Originally Posted by ericpetritz
Does anyone have the Shooter ballistic software for Android? I am thinking about purchasing it but I would like to know what it calculates for this same set of conditions before buying it.
I consulted with the developer on the Shooter application. The solver is a point mass model and it calculates trajectories that match JBM and my programs. In my opinion it's the best program out there for a portable device, but maybe I'm biased
I ran some cases for comparison.
Using single G7 BC of 0.19 and 3250', 10 degrees, 26.22"HgA, and 50% RH
Shooter calculates an air density of 0.07397 lb/ft^3, and a drop of 428.2"
JBM calculates an air density of 0.07397 lb/ft^3, and a drop of 427.9"
My PM Solver calculates an air density of 0.07397 lb/ft^3, and a drop of 428.06"

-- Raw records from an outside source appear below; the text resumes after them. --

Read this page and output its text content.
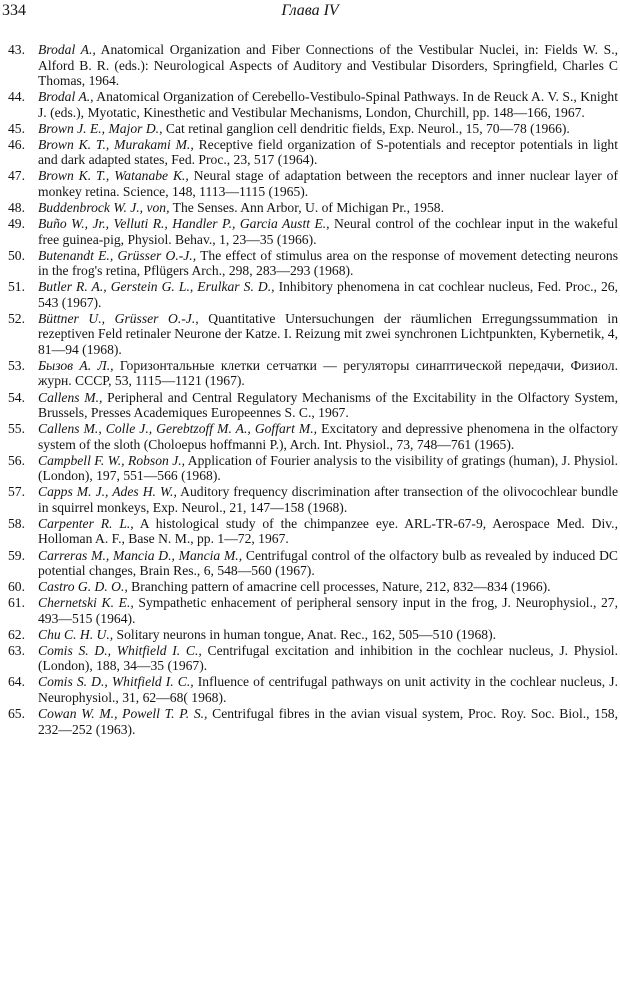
334	Глава IV
43. Brodal A., Anatomical Organization and Fiber Connections of the Vestibular Nuclei, in: Fields W. S., Alford B. R. (eds.): Neurological Aspects of Auditory and Vestibular Disorders, Springfield, Charles C Thomas, 1964.
44. Brodal A., Anatomical Organization of Cerebello-Vestibulo-Spinal Pathways. In de Reuck A. V. S., Knight J. (eds.), Myotatic, Kinesthetic and Vestibular Mechanisms, London, Churchill, pp. 148—166, 1967.
45. Brown J. E., Major D., Cat retinal ganglion cell dendritic fields, Exp. Neurol., 15, 70—78 (1966).
46. Brown K. T., Murakami M., Receptive field organization of S-potentials and receptor potentials in light and dark adapted states, Fed. Proc., 23, 517 (1964).
47. Brown K. T., Watanabe K., Neural stage of adaptation between the receptors and inner nuclear layer of monkey retina. Science, 148, 1113—1115 (1965).
48. Buddenbrock W. J., von, The Senses. Ann Arbor, U. of Michigan Pr., 1958.
49. Buño W., Jr., Velluti R., Handler P., Garcia Austt E., Neural control of the cochlear input in the wakeful free guinea-pig, Physiol. Behav., 1, 23—35 (1966).
50. Butenandt E., Grüsser O.-J., The effect of stimulus area on the response of movement detecting neurons in the frog's retina, Pflügers Arch., 298, 283—293 (1968).
51. Butler R. A., Gerstein G. L., Erulkar S. D., Inhibitory phenomena in cat cochlear nucleus, Fed. Proc., 26, 543 (1967).
52. Büttner U., Grüsser O.-J., Quantitative Untersuchungen der räumlichen Erregungssummation in rezeptiven Feld retinaler Neurone der Katze. I. Reizung mit zwei synchronen Lichtpunkten, Kybernetik, 4, 81—94 (1968).
53. Бызов А. Л., Горизонтальные клетки сетчатки — регуляторы синаптической передачи, Физиол. журн. СССР, 53, 1115—1121 (1967).
54. Callens M., Peripheral and Central Regulatory Mechanisms of the Excitability in the Olfactory System, Brussels, Presses Academiques Europeennes S. C., 1967.
55. Callens M., Colle J., Gerebtzoff M. A., Goffart M., Excitatory and depressive phenomena in the olfactory system of the sloth (Choloepus hoffmanni P.), Arch. Int. Physiol., 73, 748—761 (1965).
56. Campbell F. W., Robson J., Application of Fourier analysis to the visibility of gratings (human), J. Physiol. (London), 197, 551—566 (1968).
57. Capps M. J., Ades H. W., Auditory frequency discrimination after transection of the olivocochlear bundle in squirrel monkeys, Exp. Neurol., 21, 147—158 (1968).
58. Carpenter R. L., A histological study of the chimpanzee eye. ARL-TR-67-9, Aerospace Med. Div., Holloman A. F., Base N. M., pp. 1—72, 1967.
59. Carreras M., Mancia D., Mancia M., Centrifugal control of the olfactory bulb as revealed by induced DC potential changes, Brain Res., 6, 548—560 (1967).
60. Castro G. D. O., Branching pattern of amacrine cell processes, Nature, 212, 832—834 (1966).
61. Chernetski K. E., Sympathetic enhacement of peripheral sensory input in the frog, J. Neurophysiol., 27, 493—515 (1964).
62. Chu C. H. U., Solitary neurons in human tongue, Anat. Rec., 162, 505—510 (1968).
63. Comis S. D., Whitfield I. C., Centrifugal excitation and inhibition in the cochlear nucleus, J. Physiol. (London), 188, 34—35 (1967).
64. Comis S. D., Whitfield I. C., Influence of centrifugal pathways on unit activity in the cochlear nucleus, J. Neurophysiol., 31, 62—68( 1968).
65. Cowan W. M., Powell T. P. S., Centrifugal fibres in the avian visual system, Proc. Roy. Soc. Biol., 158, 232—252 (1963).
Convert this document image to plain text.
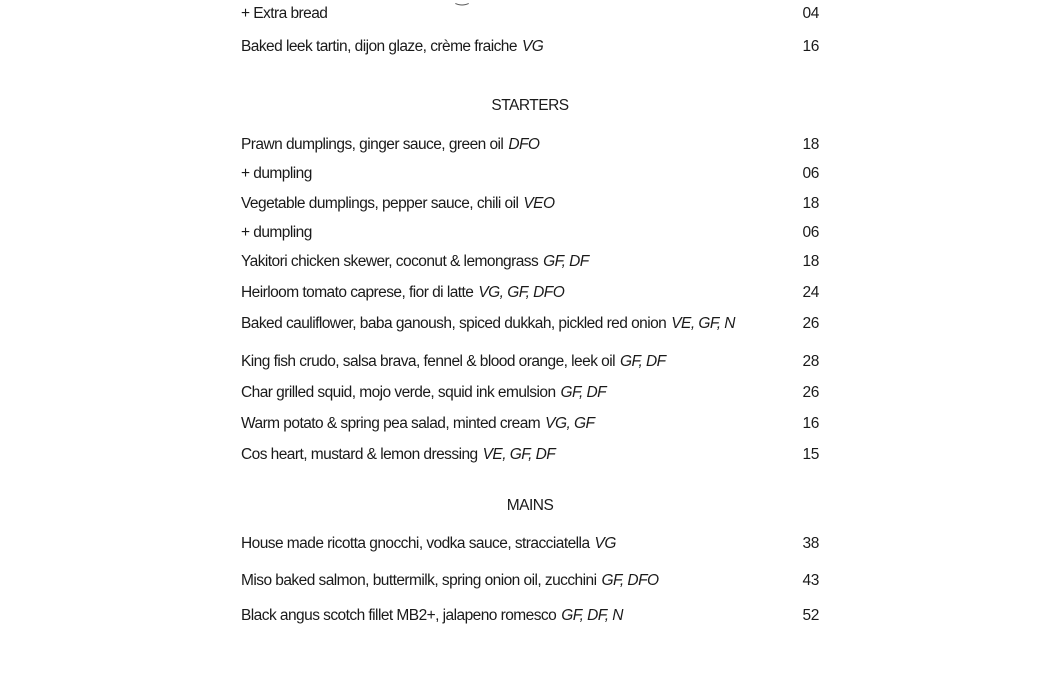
+ Extra bread	04
Baked leek tartin, dijon glaze, crème fraiche VG	16
STARTERS
Prawn dumplings, ginger sauce, green oil DFO	18
+ dumpling	06
Vegetable dumplings, pepper sauce, chili oil VEO	18
+ dumpling	06
Yakitori chicken skewer, coconut & lemongrass GF, DF	18
Heirloom tomato caprese, fior di latte VG, GF, DFO	24
Baked cauliflower, baba ganoush, spiced dukkah, pickled red onion VE, GF, N	26
King fish crudo, salsa brava, fennel & blood orange, leek oil GF, DF	28
Char grilled squid, mojo verde, squid ink emulsion GF, DF	26
Warm potato & spring pea salad, minted cream VG, GF	16
Cos heart, mustard & lemon dressing VE, GF, DF	15
MAINS
House made ricotta gnocchi, vodka sauce, stracciatella VG	38
Miso baked salmon, buttermilk, spring onion oil, zucchini GF, DFO	43
Black angus scotch fillet MB2+, jalapeno romesco GF, DF, N	52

So all 3 arrive at the same air density from those atmospherics, and predicted drop is within 0.3" at 1000 yards for a subsonic .22 cal bullet.
Using single G7 BC of 0.19 and density altitude of 1140'
Shooter calculates an air density of 0.07395 lb/ft^3, and a drop of 428.0"

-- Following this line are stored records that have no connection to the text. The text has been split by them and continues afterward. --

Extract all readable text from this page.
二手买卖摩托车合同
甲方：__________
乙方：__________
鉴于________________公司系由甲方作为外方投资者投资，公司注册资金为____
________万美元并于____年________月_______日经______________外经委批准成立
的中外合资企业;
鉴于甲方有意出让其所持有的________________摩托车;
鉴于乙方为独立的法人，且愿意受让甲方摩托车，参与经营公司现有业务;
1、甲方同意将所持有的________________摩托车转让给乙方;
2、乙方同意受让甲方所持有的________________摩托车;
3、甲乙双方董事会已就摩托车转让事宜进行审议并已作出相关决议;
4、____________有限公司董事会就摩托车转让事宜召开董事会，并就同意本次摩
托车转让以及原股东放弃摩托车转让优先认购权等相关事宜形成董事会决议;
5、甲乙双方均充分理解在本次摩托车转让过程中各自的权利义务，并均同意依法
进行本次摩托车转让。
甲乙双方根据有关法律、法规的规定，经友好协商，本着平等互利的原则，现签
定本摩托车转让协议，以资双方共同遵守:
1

JBM calculates an air density of 0.07396 lb/ft^3, and a drop of 428.2"
My PM Solver doesn't accept density altitude input.
A couple notes.
1) In reality, this projectile would probably de-stabilize around 800 yards where it goes transonic, so none of these trajectories are likely to be valid in the real world. However, it is a valid way to compare ballistics programs and their outputs.

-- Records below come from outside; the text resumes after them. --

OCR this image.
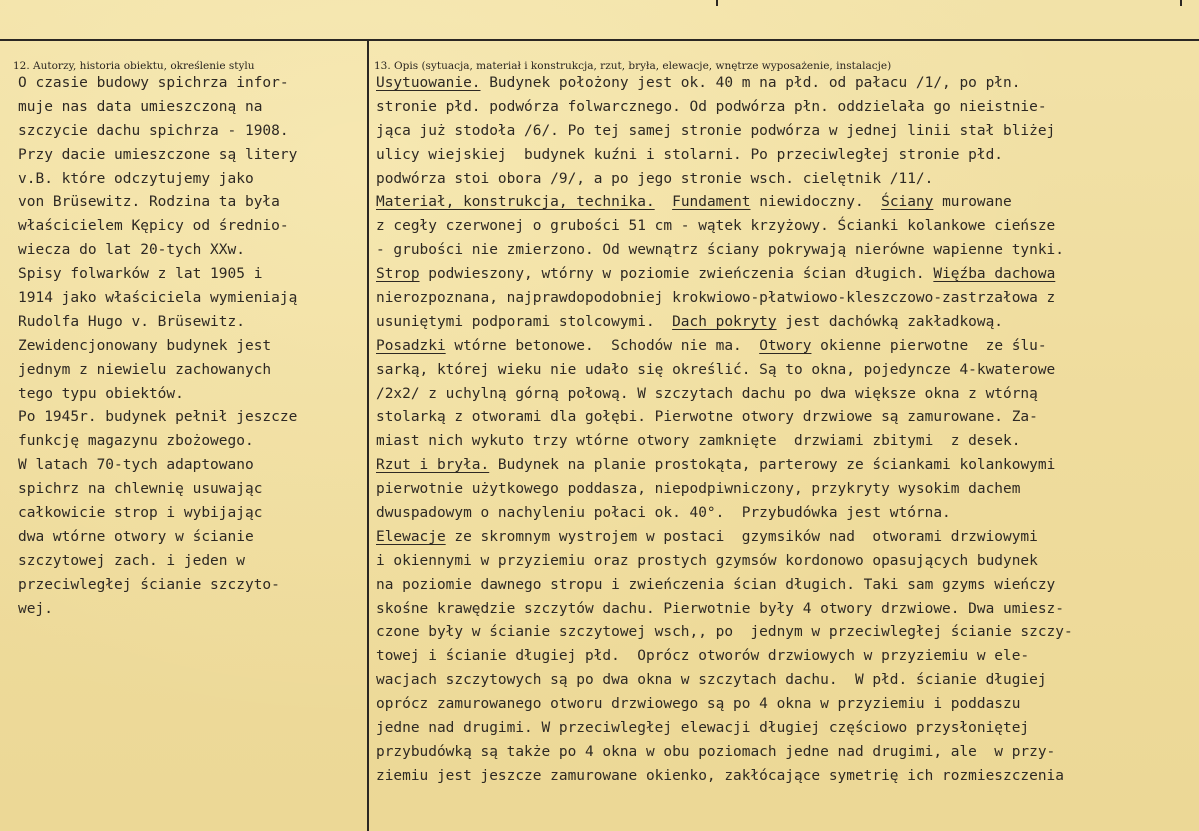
12. Autorzy, historia obiektu, określenie stylu	13. Opis (sytuacja, materiał i konstrukcja, rzut, bryła, elewacje, wnętrze wyposażenie, instalacje)
O czasie budowy spichrza infor-
muje nas data umieszczoną na
szczycie dachu spichrza - 1908.
Przy dacie umieszczone są litery
v.B. które odczytujemy jako
von Brüsewitz. Rodzina ta była
właścicielem Kępicy od średnio-
wiecza do lat 20-tych XXw.
Spisy folwarków z lat 1905 i
1914 jako właściciela wymieniają
Rudolfa Hugo v. Brüsewitz.
Zewidencjonowany budynek jest
jednym z niewielu zachowanych
tego typu obiektów.
Po 1945r. budynek pełnił jeszcze
funkcję magazynu zbożowego.
W latach 70-tych adaptowano
spichrz na chlewnię usuwając
całkowicie strop i wybijając
dwa wtórne otwory w ścianie
szczytowej zach. i jeden w
przeciwległej ścianie szczyto-
wej.
Usytuowanie. Budynek położony jest ok. 40 m na płd. od pałacu /1/, po płn.
stronie płd. podwórza folwarcznego. Od podwórza płn. oddzielała go nieistnie-
jąca już stodoła /6/. Po tej samej stronie podwórza w jednej linii stał bliżej
ulicy wiejskiej  budynek kuźni i stolarni. Po przeciwległej stronie płd.
podwórza stoi obora /9/, a po jego stronie wsch. cielętnik /11/.
Materiał, konstrukcja, technika. Fundament niewidoczny.  Ściany murowane
z cegły czerwonej o grubości 51 cm - wątek krzyżowy. Ścianki kolankowe cieńsze
- grubości nie zmierzono. Od wewnątrz ściany pokrywają nierówne wapienne tynki.
Strop podwieszony, wtórny w poziomie zwieńczenia ścian długich. Więźba dachowa
nierozpoznana, najprawdopodobniej krokwiowo-płatwiowo-kleszczowo-zastrzałowa z
usuniętymi podporami stolcowymi.  Dach pokryty jest dachówką zakładkową.
Posadzki wtórne betonowe.  Schodów nie ma.  Otwory okienne pierwotne  ze ślu-
sarką, której wieku nie udało się określić. Są to okna, pojedyncze 4-kwaterowe
/2x2/ z uchylną górną połową. W szczytach dachu po dwa większe okna z wtórną
stolarką z otworami dla gołębi. Pierwotne otwory drzwiowe są zamurowane. Za-
miast nich wykuto trzy wtórne otwory zamknięte  drzwiami zbitymi  z desek.
Rzut i bryła. Budynek na planie prostokąta, parterowy ze ściankami kolankowymi
pierwotnie użytkowego poddasza, niepodpiwniczony, przykryty wysokim dachem
dwuspadowym o nachyleniu połaci ok. 40°.  Przybudówka jest wtórna.
Elewacje ze skromnym wystrojem w postaci  gzymsików nad  otworami drzwiowymi
i okiennymi w przyziemiu oraz prostych gzymsów kordonowo opasujących budynek
na poziomie dawnego stropu i zwieńczenia ścian długich. Taki sam gzyms wieńczy
skośne krawędzie szczytów dachu. Pierwotnie były 4 otwory drzwiowe. Dwa umiesz-
czone były w ścianie szczytowej wsch,, po  jednym w przeciwległej ścianie szczy-
towej i ścianie długiej płd.  Oprócz otworów drzwiowych w przyziemiu w ele-
wacjach szczytowych są po dwa okna w szczytach dachu.  W płd. ścianie długiej
oprócz zamurowanego otworu drzwiowego są po 4 okna w przyziemiu i poddaszu
jedne nad drugimi. W przeciwległej elewacji długiej częściowo przysłoniętej
przybudówką są także po 4 okna w obu poziomach jedne nad drugimi, ale  w przy-
ziemiu jest jeszcze zamurowane okienko, zakłócające symetrię ich rozmieszczenia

2) Because we're going thru transonic speeds for this trajectory, there are some interesting things to consider dealing with the use of density altitude (DA).
DA is commonly thought of as a single metric that encompasses everything a ballistics program needs to know about atmosphere. It's one input that saves you from inputing temp, pressure and hum. If used properly, it can produce accurate results.
However, there is a 'gotcha' if you're dealing with trajectories that approach transonic speed.
The speed of sound in air determines the Mach number of the bullet, and the speed of sound depends on air temperature. If you're giving a program only DA and no information about air temperature, the program can't know what the speed of sound is, so it assumes 'standard' value. However, if the actual air temperature is much different from the standard value, the program will be using a speed of sound, and a Mach number that are incorrect which leads to inaccurate trajectory prediction.
In order to be fully correct, a program that accepts DA as an input still needs to know air temp in order to make the speed of sound calculation and get the right Mach number. If you're using DA and not input temp as well, your solution will have error in cases where the air temperature is not 59 degrees F.
Having said all that, the error only becomes significant when the trajectory gets down to transonic speed.
This was probably way more than you wanted to know!